Grüne wollen nicht mit einem Mitglied zusammenarbeiten

von links: Matthias Angermund, Niklas Langmaack, Beate Wyen

In der Bezirksvertretung Nord wird es einen personellen Wechsel geben, der den Grünen nicht gefallen wird.

Denn durch den Rücktritt von Klaus Barthels, wird laut Liste Eva Engelken nachrücken.
Engelken steht dem von der Partei angestrebten und durchgesetzten Selbstbestimmungsgesetz kritisch gegenüber und lässt auch öffentlich kein Blatt vor dem Mund.

„Wir als Bündnis 90/Die Grünen Mönchengladbach distanzieren uns auf jeder Ebene von Eva Engelken und schließen eine Zusammenarbeit mit ihr weiterhin aus. Hiermit bekräftigen wir unser Statement vom 31. Mai 2022“, macht der Grünen Sprecher Niklas Langmaack deutlich. In dem Statement distanzierten sich die Grünen damals gegen die Aussagen und den Auftritt von Frau Engelken bei stern TV.

Ebenfalls bestätigte die Ratsfraktion in ihrer Sitzung vom 12.06.2023 ihren Beschluss vom 24.01.2022, dass im Falle eines Nachrückens in den Rat, Frau Engelken kein Teil der Grünen Fraktion sein wird. Diesem Beschluss schließt sich nun auch die Fraktion der Bezirksvertretung Nord an. Durch einen Tweet auf Twitter von Eva Engelken am 26.6.2023 ist der Eindruck entstanden, dass eine zukünftige Zusammenarbeit mit der Bezirksvertretungsfraktion und Frau Engelken beschlossen wurde. „Dies entspricht nicht der Wahrheit“, ergänzt Langmaack.

„Die Gründe für diese Entscheidung sind schon lange gefallen und wir sehen auch keinen Anhaltspunkt dafür, dies zu revidieren.

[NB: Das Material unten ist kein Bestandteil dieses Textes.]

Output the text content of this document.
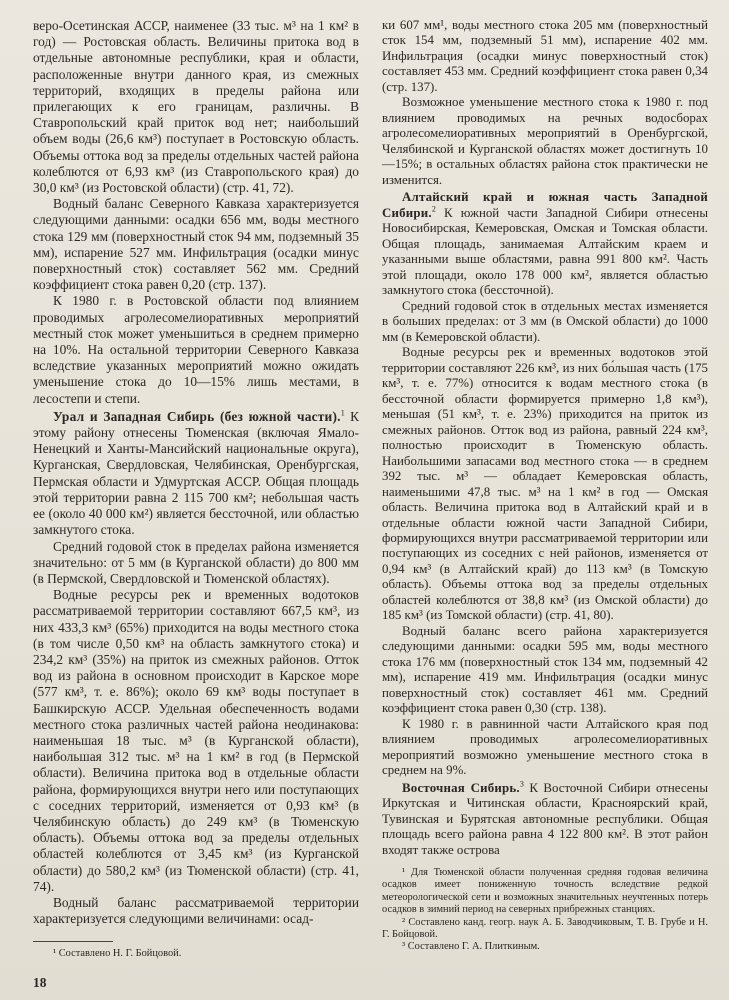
веро-Осетинская АССР, наименее (33 тыс. м³ на 1 км² в год) — Ростовская область. Величины притока вод в отдельные автономные республики, края и области, расположенные внутри данного края, из смежных территорий, входящих в пределы района или прилегающих к его границам, различны. В Ставропольский край приток вод нет; наибольший объем воды (26,6 км³) поступает в Ростовскую область. Объемы оттока вод за пределы отдельных частей района колеблются от 6,93 км³ (из Ставропольского края) до 30,0 км³ (из Ростовской области) (стр. 41, 72).

Водный баланс Северного Кавказа характеризуется следующими данными: осадки 656 мм, воды местного стока 129 мм (поверхностный сток 94 мм, подземный 35 мм), испарение 527 мм. Инфильтрация (осадки минус поверхностный сток) составляет 562 мм. Средний коэффициент стока равен 0,20 (стр. 137).

К 1980 г. в Ростовской области под влиянием проводимых агролесомелиоративных мероприятий местный сток может уменьшиться в среднем примерно на 10%. На остальной территории Северного Кавказа вследствие указанных мероприятий можно ожидать уменьшение стока до 10—15% лишь местами, в лесостепи и степи.

Урал и Западная Сибирь (без южной части).$^1$ К этому району отнесены Тюменская (включая Ямало-Ненецкий и Ханты-Мансийский национальные округа), Курганская, Свердловская, Челябинская, Оренбургская, Пермская области и Удмуртская АССР. Общая площадь этой территории равна 2 115 700 км²; небольшая часть ее (около 40 000 км²) является бессточной, или областью замкнутого стока.

Средний годовой сток в пределах района изменяется значительно: от 5 мм (в Курганской области) до 800 мм (в Пермской, Свердловской и Тюменской областях).

Водные ресурсы рек и временных водотоков рассматриваемой территории составляют 667,5 км³, из них 433,3 км³ (65%) приходится на воды местного стока (в том числе 0,50 км³ на область замкнутого стока) и 234,2 км³ (35%) на приток из смежных районов. Отток вод из района в основном происходит в Карское море (577 км³, т. е. 86%); около 69 км³ воды поступает в Башкирскую АССР. Удельная обеспеченность водами местного стока различных частей района неодинакова: наименьшая 18 тыс. м³ (в Курганской области), наибольшая 312 тыс. м³ на 1 км² в год (в Пермской области). Величина притока вод в отдельные области района, формирующихся внутри него или поступающих с соседних территорий, изменяется от 0,93 км³ (в Челябинскую область) до 249 км³ (в Тюменскую область). Объемы оттока вод за пределы отдельных областей колеблются от 3,45 км³ (из Курганской области) до 580,2 км³ (из Тюменской области) (стр. 41, 74).

Водный баланс рассматриваемой территории характеризуется следующими величинами: осад-

¹ Составлено Н. Г. Бойцовой.

ки 607 мм¹, воды местного стока 205 мм (поверхностный сток 154 мм, подземный 51 мм), испарение 402 мм. Инфильтрация (осадки минус поверхностный сток) составляет 453 мм. Средний коэффициент стока равен 0,34 (стр. 137).

Возможное уменьшение местного стока к 1980 г. под влиянием проводимых на речных водосборах агролесомелиоративных мероприятий в Оренбургской, Челябинской и Курганской областях может достигнуть 10—15%; в остальных областях района сток практически не изменится.

Алтайский край и южная часть Западной Сибири.$^2$ К южной части Западной Сибири отнесены Новосибирская, Кемеровская, Омская и Томская области. Общая площадь, занимаемая Алтайским краем и указанными выше областями, равна 991 800 км². Часть этой площади, около 178 000 км², является областью замкнутого стока (бессточной).

Средний годовой сток в отдельных местах изменяется в больших пределах: от 3 мм (в Омской области) до 1000 мм (в Кемеровской области).

Водные ресурсы рек и временных водотоков этой территории составляют 226 км³, из них бо́льшая часть (175 км³, т. е. 77%) относится к водам местного стока (в бессточной области формируется примерно 1,8 км³), меньшая (51 км³, т. е. 23%) приходится на приток из смежных районов. Отток вод из района, равный 224 км³, полностью происходит в Тюменскую область. Наибольшими запасами вод местного стока — в среднем 392 тыс. м³ — обладает Кемеровская область, наименьшими 47,8 тыс. м³ на 1 км² в год — Омская область. Величина притока вод в Алтайский край и в отдельные области южной части Западной Сибири, формирующихся внутри рассматриваемой территории или поступающих из соседних с ней районов, изменяется от 0,94 км³ (в Алтайский край) до 113 км³ (в Томскую область). Объемы оттока вод за пределы отдельных областей колеблются от 38,8 км³ (из Омской области) до 185 км³ (из Томской области) (стр. 41, 80).

Водный баланс всего района характеризуется следующими данными: осадки 595 мм, воды местного стока 176 мм (поверхностный сток 134 мм, подземный 42 мм), испарение 419 мм. Инфильтрация (осадки минус поверхностный сток) составляет 461 мм. Средний коэффициент стока равен 0,30 (стр. 138).

К 1980 г. в равнинной части Алтайского края под влиянием проводимых агролесомелиоративных мероприятий возможно уменьшение местного стока в среднем на 9%.

Восточная Сибирь.$^3$ К Восточной Сибири отнесены Иркутская и Читинская области, Красноярский край, Тувинская и Бурятская автономные республики. Общая площадь всего района равна 4 122 800 км². В этот район входят также острова

¹ Для Тюменской области полученная средняя годовая величина осадков имеет пониженную точность вследствие редкой метеорологической сети и возможных значительных неучтенных потерь осадков в зимний период на северных прибрежных станциях.

² Составлено канд. геогр. наук А. Б. Заводчиковым, Т. В. Грубе и Н. Г. Бойцовой.

³ Составлено Г. А. Плиткиным.

18
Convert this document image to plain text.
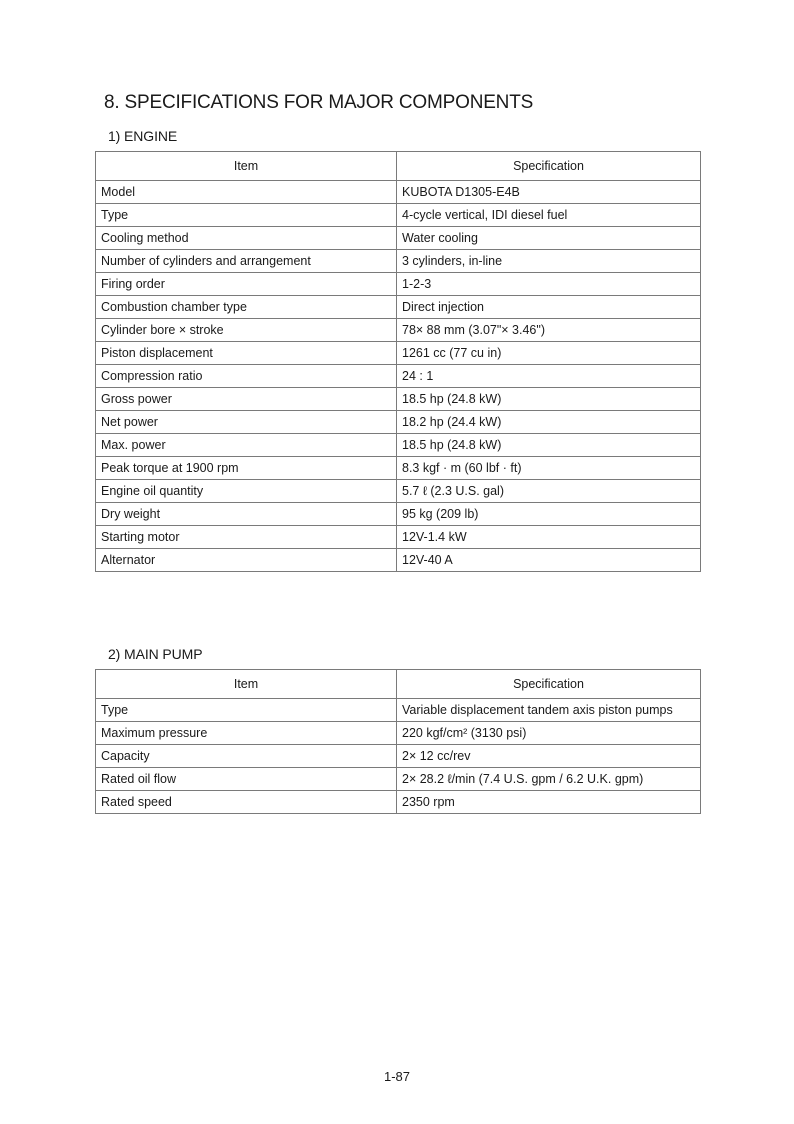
8. SPECIFICATIONS FOR MAJOR COMPONENTS
1) ENGINE
Item	Specification
Model	KUBOTA D1305-E4B
Type	4-cycle vertical, IDI diesel fuel
Cooling method	Water cooling
Number of cylinders and arrangement	3 cylinders, in-line
Firing order	1-2-3
Combustion chamber type	Direct injection
Cylinder bore × stroke	78× 88 mm (3.07"× 3.46")
Piston displacement	1261 cc (77 cu in)
Compression ratio	24 : 1
Gross power	18.5 hp (24.8 kW)
Net power	18.2 hp (24.4 kW)
Max. power	18.5 hp (24.8 kW)
Peak torque at 1900 rpm	8.3 kgf · m (60 lbf · ft)
Engine oil quantity	5.7 ℓ (2.3 U.S. gal)
Dry weight	95 kg (209 lb)
Starting motor	12V-1.4 kW
Alternator	12V-40 A
2) MAIN PUMP
Item	Specification
Type	Variable displacement tandem axis piston pumps
Maximum pressure	220 kgf/cm² (3130 psi)
Capacity	2× 12 cc/rev
Rated oil flow	2× 28.2 ℓ/min (7.4 U.S. gpm / 6.2 U.K. gpm)
Rated speed	2350 rpm
1-87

Auch mögliche Auswirkungen auf die Mehrheitsverhältnisse im Rat oder BV Nord sind keine hinreichenden Gründe für uns, unsere Haltung zu überdenken“, bekräftigt die Co-Sprecherin Beate Wyen.

In einem Blogeintrag vom 13. Januar 2023 gibt Frau Engelken der Aktion „#EsReicht! Keine Frauenstimme für Grün“ eine große Reichweite. Das Statement wird von Frau Engelken mit den Worten „Ich bin Mitglied der Grünen, aber ich verweigere der Partei so lange meine Stimme, bis die frauenfeindlichen Positionen/Beschlüsse korrigiert sind“ mitunterzeichnet.

Mit “frauenfeindlichen Positionen” bezieht sich Frau Engelken auf das angestrebte Selbstbestimmungsgesetz auf Bundesebene, welches eine neue Rechtsgrundlage für eine vereinfachte Namensänderung und die Berichtigung des Geschlechtseintrags schaffen wird und so den alltäglichen Kampf um Anerkennung vieler Menschen erleichtern soll. „Frau Engelken nutzt zudem ihre öffentliche Präsenz, um verletzende Äußerungen gegenüber trans Personen zu verbreiten und aktiv gegen die Grüne Partei zu werben. Für uns steht fest, jeder Mensch hat das Recht auf Selbstbestimmung. Eine Zusammenarbeit, bei der mutmaßlich die Stimme auch für grüne Themen innerhalb des Rates und der BV Nord verweigert wird, ist unter diesen Voraussetzungen nicht gegeben und lässt nicht auf ein kollegiales Miteinander schließen“, erklärt Co-Fraktionsvorsitzende der Bezirksvertretung Nord Marion Manske.